We're pushing to fight to get to trial and I'm hoping to see that before the end of the year. It's been a very exciting, intense battle.


Can you tell me a little bit about how you see music in the arts fitting in together to make a change, especially in regards to climate?

Well, what my music has taught me, is that is it the most effective way for youth, for anybody to get involved, this is through doing what we love. I think too many people view the work as like this intense job and chore. When in reality it should be an extension of the things that we care about the most, things that make us come alive because what we are fighting for is for what we love, fighting for the things that make us come alive.

In the last three years, I really discovered that I'm most passionate about connecting with the world as an artist, but above all else. When I'm in the studio and I'm collaborating when I'm on fire, jamming and playing the guitar, when I'm on a stage performing for people, that's where I feel like I know my place and I'm playing my part, not just in the movement, but in realizing my potential and fulfilling my urge to be a creatively realized being.

And I mean, when I started rapping, it was literally as a tool to educate other kids about the environment. It was like a gimmicky thing to get other young people more hype about issues like fracking and to tell these stories and communicate this from a different area, to bring a different energy to the space. And I started doing it because of my older siblings, that's how I did it. They were all super talented, artists, singers, rappers, choreographers, dancers. And when they were touring with Earth guardians in the 90s, they were bootlegging beats off the Internet. They were getting old Grandmaster Flash beats and remakes and doing raps about recycling and about waste aversion and about youth mental health and these different things. The vibes were really cool when they started to include that as a part of how they communicated and really engage people.

When I got really down in 2017 about my place in the world and in this work, everything got really heavy for a little while. And I realized that the music wasn't just a tool to communicate to story-tell about the movement, which it was and which was an important piece of it, but it was also a way for me to find sanctuary within my own role as a leader, within the pressure that I experienced finding with myself.

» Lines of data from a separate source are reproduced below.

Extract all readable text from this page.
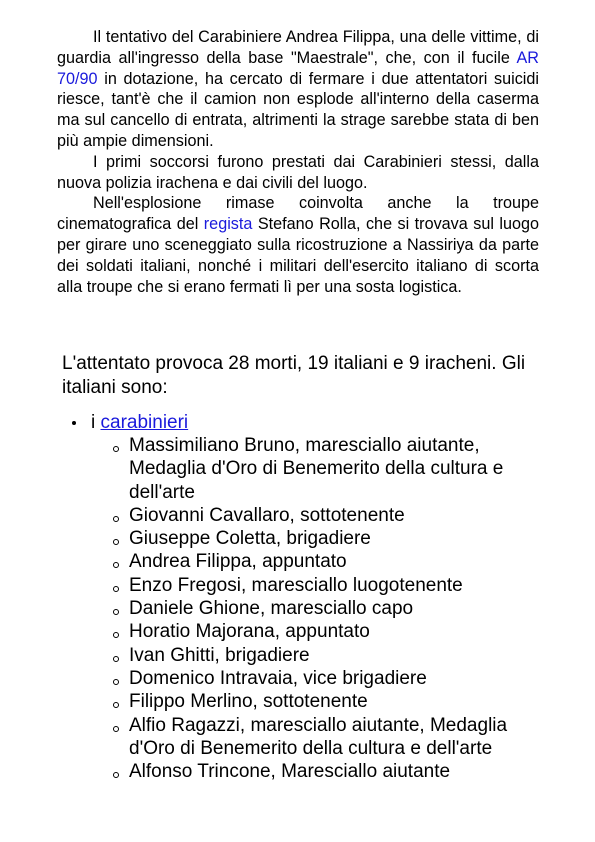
Il tentativo del Carabiniere Andrea Filippa, una delle vittime, di guardia all'ingresso della base "Maestrale", che, con il fucile AR 70/90 in dotazione, ha cercato di fermare i due attentatori suicidi riesce, tant'è che il camion non esplode all'interno della caserma ma sul cancello di entrata, altrimenti la strage sarebbe stata di ben più ampie dimensioni.

I primi soccorsi furono prestati dai Carabinieri stessi, dalla nuova polizia irachena e dai civili del luogo.

Nell'esplosione rimase coinvolta anche la troupe cinematografica del regista Stefano Rolla, che si trovava sul luogo per girare uno sceneggiato sulla ricostruzione a Nassiriya da parte dei soldati italiani, nonché i militari dell'esercito italiano di scorta alla troupe che si erano fermati lì per una sosta logistica.

L'attentato provoca 28 morti, 19 italiani e 9 iracheni. Gli italiani sono:

i carabinieri
Massimiliano Bruno, maresciallo aiutante, Medaglia d'Oro di Benemerito della cultura e dell'arte
Giovanni Cavallaro, sottotenente
Giuseppe Coletta, brigadiere
Andrea Filippa, appuntato
Enzo Fregosi, maresciallo luogotenente
Daniele Ghione, maresciallo capo
Horatio Majorana, appuntato
Ivan Ghitti, brigadiere
Domenico Intravaia, vice brigadiere
Filippo Merlino, sottotenente
Alfio Ragazzi, maresciallo aiutante, Medaglia d'Oro di Benemerito della cultura e dell'arte
Alfonso Trincone, Maresciallo aiutante
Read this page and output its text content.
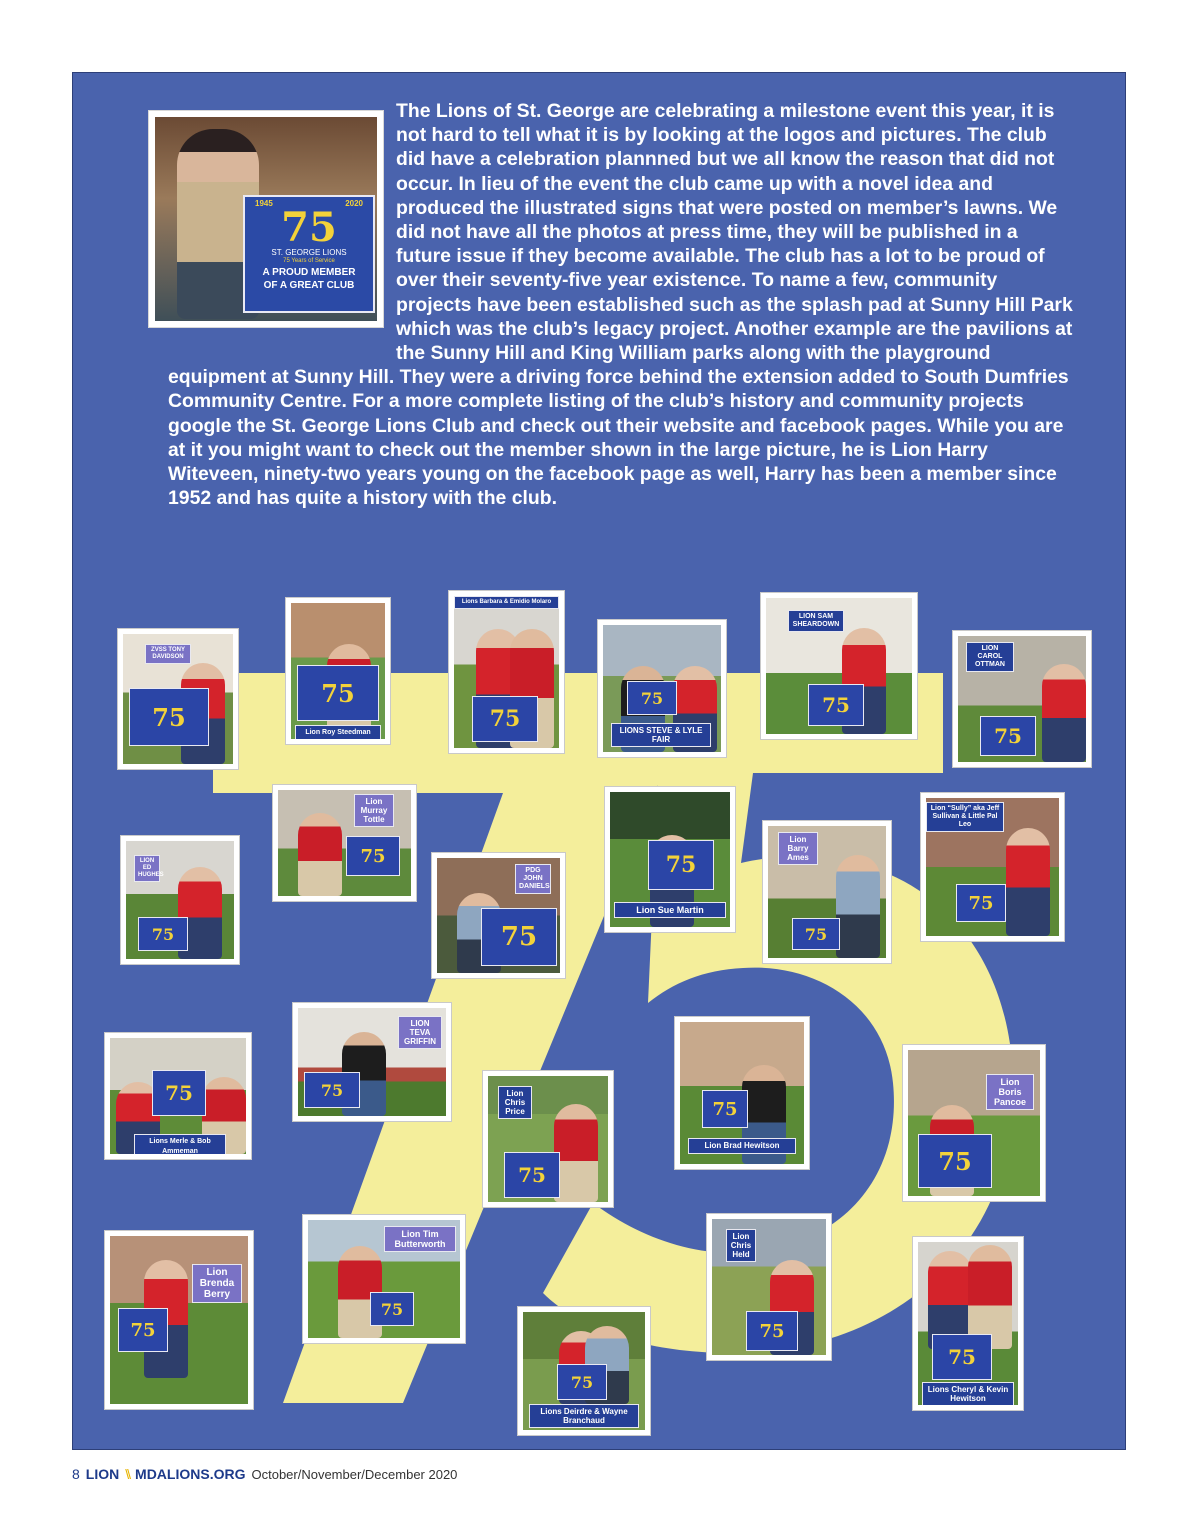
1945	2020
75
ST. GEORGE LIONS
75 Years of Service
A PROUD MEMBER
OF A GREAT CLUB
The Lions of St. George are celebrating a milestone event this year, it is not hard to tell what it is by looking at the logos and pictures. The club did have a celebration plannned but we all know the reason that did not occur. In lieu of the event the club came up with a novel idea and produced the illustrated signs that were posted on member’s lawns. We did not have all the photos at press time, they will be published in a future issue if they become available. The club has a lot to be proud of over their seventy-five year existence. To name a few, community projects have been established such as the splash pad at Sunny Hill Park which was the club’s legacy project. Another example are the pavilions at the Sunny Hill and King William parks along with the playground equipment at Sunny Hill. They were a driving force behind the extension added to South Dumfries Community Centre. For a more complete listing of the club’s history and community projects google the St. George Lions Club and check out their website and facebook pages. While you are at it you might want to check out the member shown in the large picture, he is Lion Harry Witeveen, ninety-two years young on the facebook page as well, Harry has been a member since 1952 and has quite a history with the club.
ZVSS TONY DAVIDSON
75
75
Lion Roy Steedman
Lions Barbara & Emidio Molaro
75
75
LIONS STEVE & LYLE FAIR
LION SAM SHEARDOWN
75
LION CAROL OTTMAN
75
Lion Murray Tottle
75	75
Lion Sue Martin
Lion Barry Ames
75
Lion “Sully” aka Jeff Sullivan & Little Pal Leo
75
LION ED HUGHES
75
PDG JOHN DANIELS
75
LION TEVA GRIFFIN
75
75
Lion Brad Hewitson
Lion Chris Price
75
75
Lions Merle & Bob Ammeman
Lion Boris Pancoe
75
Lion Brenda Berry
75
Lion Tim Butterworth
75
Lion Chris Held
75
75
Lions Deirdre & Wayne Branchaud
75
Lions Cheryl & Kevin Hewitson
8 LION \\ MDALIONS.ORG October/November/December 2020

I went through the phases and got more and more serious about my music and my art. Now that I've done a good amount of touring and played shows – hundreds of shows in cities all over the world – you see how the music brings people together. You see how art influences and changes people's perspectives and understandings of the world in a different way than giving a TED talk or speaking at the United Nations or sharing a viral video will. Because when you're in a venue, people are there to be inspired and to be touched and to experience a profound expression of art. And when you do that in a way that your artistry is matched with a really powerful story and a message, people connect like that [snaps].

The last album that I put out was a reflection on the last several years of my life in the movement and the story that had been told for me by the media vs. the story that I wanted to tell for myself. It talks about every important social issue that I've been focusing on and thinking about. It talks about indigenous sovereignty and taking our land back and it talks about climate justice and my moments on the frontline. So it's been a powerful communication tool for those things. And I've seen how it's inspired my peers and the people around me. As I continue my musical journey, it's just like peeling back the layers and becoming more and more authentic and real with who I am. Because I'm not just an activist. I'm not just an organizer. I'm not just the youth director of Earth Guardians. I think the artistry allows us to dive into the layers of our humanity to the left out of the conversation when we talk about causes or different things like that. So I'm inspired by that for sure.